Weekliest Links, You Know Knothing Ben Bitdiddle Edition

January 9th, 2015 by Wes

Welcome back! This Weekliest Links is a doozy, including some things we read over break. Get yourself a cistern of coffee and cozy up to a blazing fire if you’re getting the same chill we are in NYC and check ’em out:

“[Haskell] is the most advanced of the obsolete languages,” starts Gerald Sussman in We Really Don’t Know How To Compute. And then he promptly shames the expressiveness of our tools as compared to biology.

Sometimes “boring” can be a strength. The Boring Front-End Developer specifically targets the Frontend but its concepts can be applied to a much wider audience. As Chartbeat continues to grow, it will be increasingly important to find the correct balance between “cool” and “boring” when it comes to our engineering practices.

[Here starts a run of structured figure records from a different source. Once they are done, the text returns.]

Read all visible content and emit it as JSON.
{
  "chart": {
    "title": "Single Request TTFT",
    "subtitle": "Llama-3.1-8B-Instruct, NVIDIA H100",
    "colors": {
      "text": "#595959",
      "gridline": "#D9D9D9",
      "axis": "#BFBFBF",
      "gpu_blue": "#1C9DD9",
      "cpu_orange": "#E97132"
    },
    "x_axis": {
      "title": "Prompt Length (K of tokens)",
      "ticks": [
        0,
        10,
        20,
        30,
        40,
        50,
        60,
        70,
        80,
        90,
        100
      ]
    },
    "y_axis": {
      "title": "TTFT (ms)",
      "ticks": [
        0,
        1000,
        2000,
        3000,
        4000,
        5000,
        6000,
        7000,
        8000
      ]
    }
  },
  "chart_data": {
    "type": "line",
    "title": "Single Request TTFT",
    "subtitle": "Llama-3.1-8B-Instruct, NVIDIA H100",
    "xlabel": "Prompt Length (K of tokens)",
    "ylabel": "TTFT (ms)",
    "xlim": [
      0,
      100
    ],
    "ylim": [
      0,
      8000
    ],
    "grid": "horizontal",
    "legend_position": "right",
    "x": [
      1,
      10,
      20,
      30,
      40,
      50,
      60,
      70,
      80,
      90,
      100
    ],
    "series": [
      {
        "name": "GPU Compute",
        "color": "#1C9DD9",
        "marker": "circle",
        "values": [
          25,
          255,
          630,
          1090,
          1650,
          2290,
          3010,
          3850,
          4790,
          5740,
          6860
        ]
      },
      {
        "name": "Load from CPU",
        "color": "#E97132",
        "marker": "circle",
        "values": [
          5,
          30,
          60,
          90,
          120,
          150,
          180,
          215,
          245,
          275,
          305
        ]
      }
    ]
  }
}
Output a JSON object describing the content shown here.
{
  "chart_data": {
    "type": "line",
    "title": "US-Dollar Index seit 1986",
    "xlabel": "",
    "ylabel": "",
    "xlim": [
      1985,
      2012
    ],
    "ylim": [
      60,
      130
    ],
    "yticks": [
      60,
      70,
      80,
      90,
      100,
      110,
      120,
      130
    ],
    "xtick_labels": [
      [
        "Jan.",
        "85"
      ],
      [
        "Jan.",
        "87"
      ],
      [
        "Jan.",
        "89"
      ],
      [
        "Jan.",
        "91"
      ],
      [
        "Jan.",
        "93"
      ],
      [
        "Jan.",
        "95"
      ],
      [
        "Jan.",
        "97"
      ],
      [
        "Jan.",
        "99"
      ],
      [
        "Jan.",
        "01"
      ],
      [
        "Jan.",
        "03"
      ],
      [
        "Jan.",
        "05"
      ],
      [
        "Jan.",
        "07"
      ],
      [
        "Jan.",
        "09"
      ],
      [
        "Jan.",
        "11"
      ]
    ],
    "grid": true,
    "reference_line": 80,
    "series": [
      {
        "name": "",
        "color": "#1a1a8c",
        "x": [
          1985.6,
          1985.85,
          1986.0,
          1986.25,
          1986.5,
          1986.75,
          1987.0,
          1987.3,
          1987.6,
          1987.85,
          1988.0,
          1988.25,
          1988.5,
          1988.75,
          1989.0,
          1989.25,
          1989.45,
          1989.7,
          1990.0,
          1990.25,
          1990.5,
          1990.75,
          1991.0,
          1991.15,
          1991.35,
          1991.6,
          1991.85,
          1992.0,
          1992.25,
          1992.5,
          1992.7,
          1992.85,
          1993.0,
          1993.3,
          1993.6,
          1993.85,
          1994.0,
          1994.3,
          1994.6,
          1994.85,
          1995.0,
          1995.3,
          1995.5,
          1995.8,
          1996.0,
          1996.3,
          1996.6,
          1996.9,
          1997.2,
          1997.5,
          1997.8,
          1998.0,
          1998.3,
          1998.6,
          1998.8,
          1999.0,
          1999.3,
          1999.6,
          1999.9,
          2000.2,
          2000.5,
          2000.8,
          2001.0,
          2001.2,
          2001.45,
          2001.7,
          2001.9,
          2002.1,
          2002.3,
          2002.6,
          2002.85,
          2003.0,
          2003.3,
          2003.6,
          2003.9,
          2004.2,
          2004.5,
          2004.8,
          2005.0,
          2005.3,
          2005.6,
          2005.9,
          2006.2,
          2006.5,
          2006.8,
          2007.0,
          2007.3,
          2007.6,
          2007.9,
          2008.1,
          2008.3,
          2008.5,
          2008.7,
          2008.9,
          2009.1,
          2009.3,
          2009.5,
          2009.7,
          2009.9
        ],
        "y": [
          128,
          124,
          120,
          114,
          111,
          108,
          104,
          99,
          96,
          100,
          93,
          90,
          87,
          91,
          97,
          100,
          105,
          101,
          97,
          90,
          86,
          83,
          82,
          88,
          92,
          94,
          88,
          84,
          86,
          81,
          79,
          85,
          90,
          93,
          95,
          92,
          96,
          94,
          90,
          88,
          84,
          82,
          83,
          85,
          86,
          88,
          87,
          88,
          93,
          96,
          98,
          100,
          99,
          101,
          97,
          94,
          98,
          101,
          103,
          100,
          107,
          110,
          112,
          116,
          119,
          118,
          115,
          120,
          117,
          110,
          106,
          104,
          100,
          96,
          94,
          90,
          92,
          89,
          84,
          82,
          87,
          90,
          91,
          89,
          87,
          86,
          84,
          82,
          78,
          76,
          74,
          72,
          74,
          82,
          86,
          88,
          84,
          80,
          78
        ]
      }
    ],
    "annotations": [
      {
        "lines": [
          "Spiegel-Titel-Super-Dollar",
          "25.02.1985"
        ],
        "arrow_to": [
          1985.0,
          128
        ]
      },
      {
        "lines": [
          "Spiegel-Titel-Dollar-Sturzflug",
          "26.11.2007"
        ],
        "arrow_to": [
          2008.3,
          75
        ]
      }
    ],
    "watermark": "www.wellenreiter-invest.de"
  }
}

Michael Nielsen answers, from the technical perspective, how the Bitcoin protocol actually works. This long read debunks the “anonymous myth”, reveals what miners are actually doing, and explains “double spending”.

Medium’s CSS is actually pretty f***ing good. @fat tells a good story about medium’s evolution of how they write css. Oh, and while he was evolving it he created a new font.

Researchers are now taking leaps towards building an robotic chemist. Using a combination of software, robotics, and lots of data teams are trying to solve some fundamental questions about how to build a chemical brain.